Previous strategy majorly generates small indels produced by single sgRNA cleavages, which are usually time-consuming during genotyping. The strategy used in this study co-injected more than two small guide RNAs (sgRNAs) with the goal of generating long fragment deletions, which significantly increases the editing efficiency and simplifies the mutant genotyping workflow by running a normal agarose gel. In this study, a long fragment deletion more than 300 bp was detected in the target gene.
Mosaicism resulting from CRISPR/Cas9 genome editing in animal models is valuable. The team produced mosaic mutagenesis with non-lethal but readily observable phenotypic effects. β-tubulin knockout mediated the mosaic expression patterns of Cgβ-tubulin and mosaic ciliary defects were observed at the positions of peritroch, intestinal cilia and the posterior cilium ring in C. gigas angulate larvae.

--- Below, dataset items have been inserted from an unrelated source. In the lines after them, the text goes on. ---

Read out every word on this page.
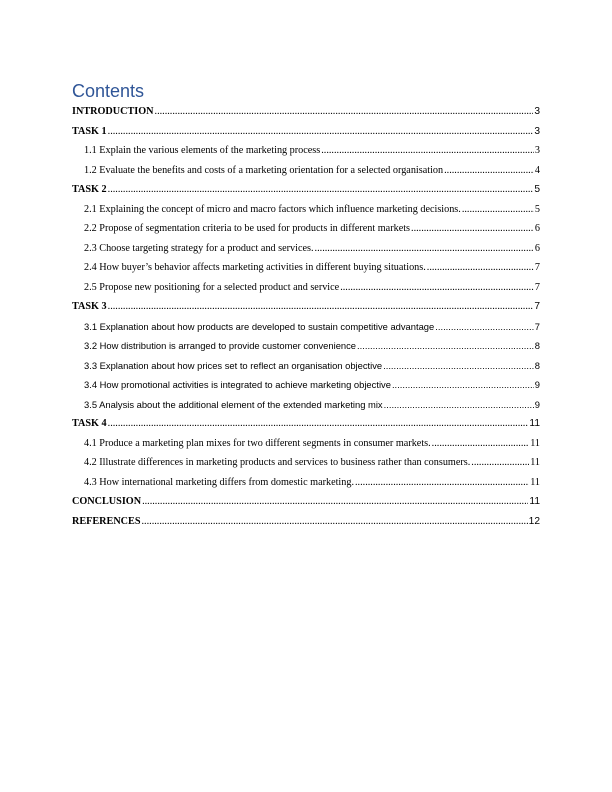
Contents
INTRODUCTION .....	3
TASK 1 .....	3
1.1 Explain the various elements of the marketing process .....	3
1.2 Evaluate the benefits and costs of a marketing orientation for a selected organisation .....	4
TASK 2 .....	5
2.1 Explaining the concept of micro and macro factors which influence marketing decisions. .....	5
2.2 Propose of segmentation criteria to be used for products in different markets .....	6
2.3 Choose targeting strategy for a product and services. .....	6
2.4 How buyer’s behavior affects marketing activities in different buying situations. .....	7
2.5 Propose new positioning for a selected product and service .....	7
TASK 3 .....	7
3.1 Explanation about how products are developed to sustain competitive advantage .....	7
3.2 How distribution is arranged to provide customer convenience .....	8
3.3 Explanation about how prices set to reflect an organisation objective .....	8
3.4 How promotional activities is integrated to achieve marketing objective .....	9
3.5 Analysis about the additional element of the extended marketing mix .....	9
TASK 4 .....	11
4.1 Produce a marketing plan mixes for two different segments in consumer markets. .....	11
4.2 Illustrate differences in marketing products and services to business rather than consumers. .....	11
4.3 How international marketing differs from domestic marketing. .....	11
CONCLUSION .....	11
REFERENCES .....	12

"The application of genome editing technologies in oysters calls for establishing efficient CRISPR/Cas9 mutagenesis tool that can generate significant defective phenotypes," said Dr. Chan Jiulin, first author of the study.
The researchers conducted the CRISPR/Cas9-mediated gene knockout by electroporation and observed the long fragments deletions and mosaic mutations in the first-generation larvae of cultured oyster. The proposed strategy increases mutagenesis efficiency, simplifies the genome editing workflow, and provides a new tool in the mollusks experimental system for gene function studies.
"The application of CRISPR/Cas9-mediated gene editing technology in marine mollusks still faces challenges, either in gene functional or genetic engineering breeding. This study can provide useful reference for a widespread application of gene editing technology in the mollusks in the future," said Prof. Zhang.